That leave be given to bring in a Bill to require the Chancellor of the Exchequer to issue annually to each payer of Income Tax and National Insurance a statement detailing the payments made in the most recent tax year, the estimated payments to be made in the following tax year and a breakdown of the areas of government spending on which the payments are to be spent; and for connected purposes.

What I propose is very simple: the Government should tell us how much we pay in tax and where it goes. They should do so as close as possible to the Chancellor’s Budget statement and at the end of the tax year. Her Majesty’s Revenue and Customs should provide to each person who pays income tax and national insurance a statement to that effect.

The statement would provide two sets of information. First, it would give an account of the direct taxes—income tax and national insurance—paid by the person in the tax year just gone, and an estimate of what will be taken from that taxpayer in the year ahead. In that way, each taxpayer may see how the Chancellor’s Budget and any previous financial statements have affected their net income. The second set of information provided by the statement would be a detailed description of how the person’s tax is spent in simple cash terms in pounds and pence.

If we take as an example somebody on average earnings of about £26,000 a year, the tax statement would explain that their total direct taxes come to about £6,000, of which a little over £2,000 goes on benefits and pensions, £1,000 on the NHS, about £830 on education and so on. Even in the space of one piece of paper, it is possible to give quite a precise level of detail to the taxpayer. In this instance, it would show that £69 goes on railways and £17 on immigration and border control.

I propose that the tax statements should carry two additional pieces of information. First, each person’s share of the national debt should be itemised, as should their share of any deficit or surplus in the tax year. With that, there would be an item for debt interest, which for our average earner would be £404 for last year. Secondly, a list of taxes not included on the statement should be given, such as value added tax, tobacco duties, council tax and capital gains tax. I propose that the Government provide a web-based ready reckoner that allows people to calculate an estimate of their contribution through such indirect taxes. Taken with their tax statement, that would furnish each taxpayer with a good account of how much money they surrender to Her Majesty’s Treasury and what Ministers do with that money on their behalf.

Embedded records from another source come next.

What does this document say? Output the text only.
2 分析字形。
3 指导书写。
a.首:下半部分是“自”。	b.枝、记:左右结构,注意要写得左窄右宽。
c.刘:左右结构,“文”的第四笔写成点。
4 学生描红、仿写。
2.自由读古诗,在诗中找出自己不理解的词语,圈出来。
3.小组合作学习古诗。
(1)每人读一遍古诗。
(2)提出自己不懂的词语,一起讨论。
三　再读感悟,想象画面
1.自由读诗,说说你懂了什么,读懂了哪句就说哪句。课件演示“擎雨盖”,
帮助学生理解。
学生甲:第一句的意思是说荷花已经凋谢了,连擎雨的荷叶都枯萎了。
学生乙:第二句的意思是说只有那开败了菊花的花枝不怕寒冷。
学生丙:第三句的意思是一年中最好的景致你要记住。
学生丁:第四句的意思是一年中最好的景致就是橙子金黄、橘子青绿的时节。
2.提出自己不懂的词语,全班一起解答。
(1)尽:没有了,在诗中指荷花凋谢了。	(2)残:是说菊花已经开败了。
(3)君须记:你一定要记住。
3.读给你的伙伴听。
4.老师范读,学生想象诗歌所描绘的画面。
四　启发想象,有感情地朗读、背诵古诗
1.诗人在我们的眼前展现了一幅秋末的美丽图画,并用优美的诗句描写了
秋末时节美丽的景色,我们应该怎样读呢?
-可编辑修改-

The operation of the new tax system would be straightforward. Almost all end-of-year tax information, whether in the form of P60s or tax returns, is now provided online. HMRC therefore already possesses the individual tax contributions for almost all taxpayers. I propose that the general ratio by which each individual figure is broken down be determined by the Office for Budget Responsibility, in collaboration with the Office for National Statistics. Both organisations should be charged with the independent task of generating the analysis on which each tax statement is based. Again, that need not be complicated. The data are already published by Government and I propose that local authorities should be required to submit to the OBR their annual budgets, so that it can make forecasts of total public spending on services with the same level of detail as it can with out-turn figures for the year past.

The generation and presentation of the tax statement would be no more complicated than for the individualised direct mail campaigns waged by our high street and supermarket stores. Private quotations supplied to me suggest a cost of about 25p per taxpayer should the statement be printed and posted. That would translate to a total cost of about £7.5 million. That figure could and should be substantially reduced by combining the tax statements with one of the many other letters that taxpayers receive from HMRC. I see no reason why the whole enterprise should not be sponsored and why advertising space should not be provided on the envelope to offset the cost. On the format of the tax statement, it is of paramount importance that it is written in clear, neutral and uncomplicated language so that it is comprehensible to all.

It is a measure of how confounded our democracy has become that this simple, easy and cheap idea may be seen as in any way radical. We would not for a moment think of paying a bill in a supermarket or of setting up a mobile phone direct debit if we did not receive an itemised receipt in exchange. Yet for tax, the largest outgoing for most people, we get nothing—no total account of how much we have paid and no detail of where it has gone.

The Government’s hard work to simplify the tax code and their plans for tax transparency are to be welcomed. We should be aware, however, of how far other countries have proceeded. In France, it has long been established that the Finance Minister writes to taxpayers to tell them the total figures on how their taxes are spent. The state of Iowa, in its Taxpayer Transparency Act, mandates the Government to permit taxpayers to receive an online receipt for their state contributions. In April last year, the Obama White House introduced a federal tax receipt, again online, which allows taxpayers to type in their various Medicare, federal income tax and social security contributions and to receive a personal receipt similar to that outlined in my Bill.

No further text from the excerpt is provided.